Джованни повернул к нему голову, ощущая, что простыни под ним стали мокрыми от солёного пота, лившегося ручьями:
— К чёрту его признания! К чёрту! Этот ублюдок сожалеет… — он приподнялся на локтях, стараясь заглянуть Гийому в лицо, — Попробовал бы он каково это!
— Заткнись! — прикрикнул на него Гийом. — Ведёшь себя как истеричная баба. Тебя впервые в жизни по-настоящему выпороли, а ты уже решил, что какой-то особенный. А если бы тебя так каждый день и по свежим рубцам лупили? И некому было отвар принести и раны смазать? Ты думаешь, что единственный во всём мире понёс наказание? Я помню, как мы одну Пасху назад были в Агде, как твой друг-палач обвис в колодках, подставляя спину под удары. Но он так не скулил как ты, не требовал…
— А ты?
— А я вообще был в плену, и разного там натерпелся. И уж поверь, много раз молил Господа, чтобы он послал мне быструю смерть. Четыре Пасхи назад, когда ты ещё ноги под клиентом в борделе раздвигал, я полуживым стоял под палящим солнцем на рынке рабов в Каире, уже не надеясь на спасение.
— Прости, — выдохнул Джованни и устыдился собственных мыслей. Боль теперь была переносимой и тупой, сосредотачивалась только в области нанесённых ран. — Ещё раз прости меня, Гийом. Ты очень хороший человек. Тебе дорог Готье, как и мне Михаэлис, и я не в праве наводить хулу на человека, которого ты любишь всем сердцем. Я потерплю.
Гийом убрал с его лба мокрые пряди волос и погладил по голове:
— Прошлой ночью я представлял тебя в своих объятиях, но видишь, как всё вышло…
Джованни перехватил его ласкающую ладонь у себя на щеке:
— Так что мешает тебе сейчас? Да, мне сейчас не до поцелуев, но ты мог бы перенести свою постель поближе и просто уснуть рядом, — он облизнул пересохшие губы. — Я хочу, чтобы ты был рядом, поддержал меня сейчас…
Гийом кивнул головой, соглашаясь и отвечая на его просьбу:
— Я поменяю тебе простыни, эти можно уже выжимать.
Утром их разбудил Жерар, передав Гийому приказ де Мезьера срочно спуститься в его кабинет и сопровождать в городе. Джованни попытался хоть как-то повернуться в постели, чтобы размять затёкшее от долгого лежания на животе тело. Мгновенно возродилась боль, но и природа требовала своё, поэтому пришлось заставить себя осторожно подняться, натянуть на себя предусмотрительно оставленную ему Гийомом камизу и, опираясь всем телом на стены и лестничные перила, широко расставляя ноги, спуститься во двор. «Прав Гийом, было разное, но до такого жестокого испытания у меня с Михаэлисом не доходило». Разнообразная ругань на родном и провансальском, сопровождавшая каждое движение, приносила облегчение и воодушевляла на новый шаг.

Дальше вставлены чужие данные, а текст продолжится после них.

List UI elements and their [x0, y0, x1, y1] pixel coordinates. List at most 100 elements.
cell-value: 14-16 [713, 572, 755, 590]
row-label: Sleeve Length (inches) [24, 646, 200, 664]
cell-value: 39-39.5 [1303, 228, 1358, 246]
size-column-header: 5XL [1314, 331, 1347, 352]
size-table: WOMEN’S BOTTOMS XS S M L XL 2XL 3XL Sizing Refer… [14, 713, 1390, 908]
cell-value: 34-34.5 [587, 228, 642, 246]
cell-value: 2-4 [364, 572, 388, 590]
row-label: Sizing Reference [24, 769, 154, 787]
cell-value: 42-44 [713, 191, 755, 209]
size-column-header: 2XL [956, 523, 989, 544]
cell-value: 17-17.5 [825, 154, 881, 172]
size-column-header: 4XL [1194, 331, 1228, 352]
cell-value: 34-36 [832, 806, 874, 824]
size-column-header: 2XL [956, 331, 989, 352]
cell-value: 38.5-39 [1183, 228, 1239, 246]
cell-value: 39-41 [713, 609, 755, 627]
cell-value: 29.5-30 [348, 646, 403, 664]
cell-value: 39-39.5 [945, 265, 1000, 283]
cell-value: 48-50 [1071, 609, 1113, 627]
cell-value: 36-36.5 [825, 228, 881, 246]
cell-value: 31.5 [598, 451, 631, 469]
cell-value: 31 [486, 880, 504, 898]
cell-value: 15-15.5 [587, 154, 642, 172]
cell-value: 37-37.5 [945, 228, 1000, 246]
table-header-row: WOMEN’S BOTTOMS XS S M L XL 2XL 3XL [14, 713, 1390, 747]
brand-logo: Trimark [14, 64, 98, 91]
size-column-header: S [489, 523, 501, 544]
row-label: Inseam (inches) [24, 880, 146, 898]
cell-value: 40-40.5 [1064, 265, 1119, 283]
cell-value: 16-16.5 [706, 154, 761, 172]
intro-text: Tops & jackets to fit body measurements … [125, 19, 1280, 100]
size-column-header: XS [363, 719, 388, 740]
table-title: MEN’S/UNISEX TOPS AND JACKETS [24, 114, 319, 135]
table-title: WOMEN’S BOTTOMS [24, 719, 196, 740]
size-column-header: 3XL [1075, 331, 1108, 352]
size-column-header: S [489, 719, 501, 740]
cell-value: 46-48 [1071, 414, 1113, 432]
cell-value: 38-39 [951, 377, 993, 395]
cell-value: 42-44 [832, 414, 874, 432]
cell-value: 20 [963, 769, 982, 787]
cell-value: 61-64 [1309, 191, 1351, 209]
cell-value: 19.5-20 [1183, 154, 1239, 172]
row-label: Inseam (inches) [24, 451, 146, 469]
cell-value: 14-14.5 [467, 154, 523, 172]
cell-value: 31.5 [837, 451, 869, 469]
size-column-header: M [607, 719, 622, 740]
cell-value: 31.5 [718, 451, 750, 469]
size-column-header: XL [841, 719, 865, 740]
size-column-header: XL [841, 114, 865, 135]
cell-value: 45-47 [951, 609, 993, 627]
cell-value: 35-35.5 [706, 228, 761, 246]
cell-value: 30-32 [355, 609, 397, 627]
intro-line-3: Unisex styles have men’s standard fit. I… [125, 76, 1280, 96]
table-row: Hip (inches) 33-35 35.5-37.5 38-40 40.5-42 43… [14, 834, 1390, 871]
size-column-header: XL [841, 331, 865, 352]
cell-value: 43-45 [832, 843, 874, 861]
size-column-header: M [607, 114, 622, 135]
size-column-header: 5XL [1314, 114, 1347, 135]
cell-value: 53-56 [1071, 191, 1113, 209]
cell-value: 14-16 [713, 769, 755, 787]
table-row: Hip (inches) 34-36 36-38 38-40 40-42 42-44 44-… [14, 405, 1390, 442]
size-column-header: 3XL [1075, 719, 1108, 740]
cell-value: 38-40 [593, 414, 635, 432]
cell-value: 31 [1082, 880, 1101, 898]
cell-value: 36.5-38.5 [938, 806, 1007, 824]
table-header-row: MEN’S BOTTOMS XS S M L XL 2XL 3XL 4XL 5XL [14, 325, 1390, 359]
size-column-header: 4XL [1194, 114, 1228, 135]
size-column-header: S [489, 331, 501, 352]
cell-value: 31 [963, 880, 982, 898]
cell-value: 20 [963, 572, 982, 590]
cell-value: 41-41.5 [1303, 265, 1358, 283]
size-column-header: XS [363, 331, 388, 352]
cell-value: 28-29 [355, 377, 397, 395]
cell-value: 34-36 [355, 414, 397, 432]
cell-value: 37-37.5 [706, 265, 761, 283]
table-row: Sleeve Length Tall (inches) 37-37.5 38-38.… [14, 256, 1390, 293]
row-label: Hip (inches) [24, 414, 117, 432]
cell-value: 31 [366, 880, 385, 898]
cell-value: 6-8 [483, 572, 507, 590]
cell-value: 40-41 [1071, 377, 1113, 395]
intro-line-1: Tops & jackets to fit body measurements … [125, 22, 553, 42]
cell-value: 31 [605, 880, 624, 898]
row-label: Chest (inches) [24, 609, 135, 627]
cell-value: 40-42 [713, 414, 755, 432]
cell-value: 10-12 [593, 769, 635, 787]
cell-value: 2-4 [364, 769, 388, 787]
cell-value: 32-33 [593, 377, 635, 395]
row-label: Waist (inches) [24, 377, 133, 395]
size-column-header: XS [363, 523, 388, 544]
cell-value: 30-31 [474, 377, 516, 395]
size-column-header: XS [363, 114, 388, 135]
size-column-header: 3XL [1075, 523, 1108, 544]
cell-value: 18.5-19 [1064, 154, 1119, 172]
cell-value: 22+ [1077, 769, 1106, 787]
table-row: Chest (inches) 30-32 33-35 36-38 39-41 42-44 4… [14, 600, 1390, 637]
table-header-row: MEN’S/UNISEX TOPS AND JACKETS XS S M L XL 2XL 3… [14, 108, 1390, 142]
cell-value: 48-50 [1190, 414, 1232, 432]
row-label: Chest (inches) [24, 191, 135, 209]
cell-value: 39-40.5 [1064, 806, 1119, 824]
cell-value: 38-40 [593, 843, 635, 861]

В их части дома остался только Гуго, облюбовавший каменную скамью возле портика и лишь кивнувший в ответ на приветствие. Хотелось всего и сразу: пить, есть, искупаться в прохладной воде и еще одной кружки отвара из маковых зёрен, что укрощает боль. Первые три желания удалось удовлетворить, обратившись за помощью к служанкам дома санта Камела, те рады были прислужить не только многочисленными «ахами» и вздохами. Вода уняла боль, и Джованни нашел в себе силы вернуться обратно, испытывая шальной соблазн остановиться на втором этаже и заснуть на уже привычной кровати в спальне де Мезьера. Ему снились рыцари-храмовники в разных бытовых сценах, большей частью фантастических и не совсем понятных. Периодически распахивающий глаза и вылетающий из мира грёз Джованни, от каждого неловкого движения во сне, никак не мог понять, что из всего этого хаоса правда, а что вымысел. Он настолько мало знал о тамплиерах вообще, что терялся в образах, выхватывая из памяти разные лица, имена, большей частью простые, без приставки «де». В сознание его вернул ощутимый шлепок по больной ягодице.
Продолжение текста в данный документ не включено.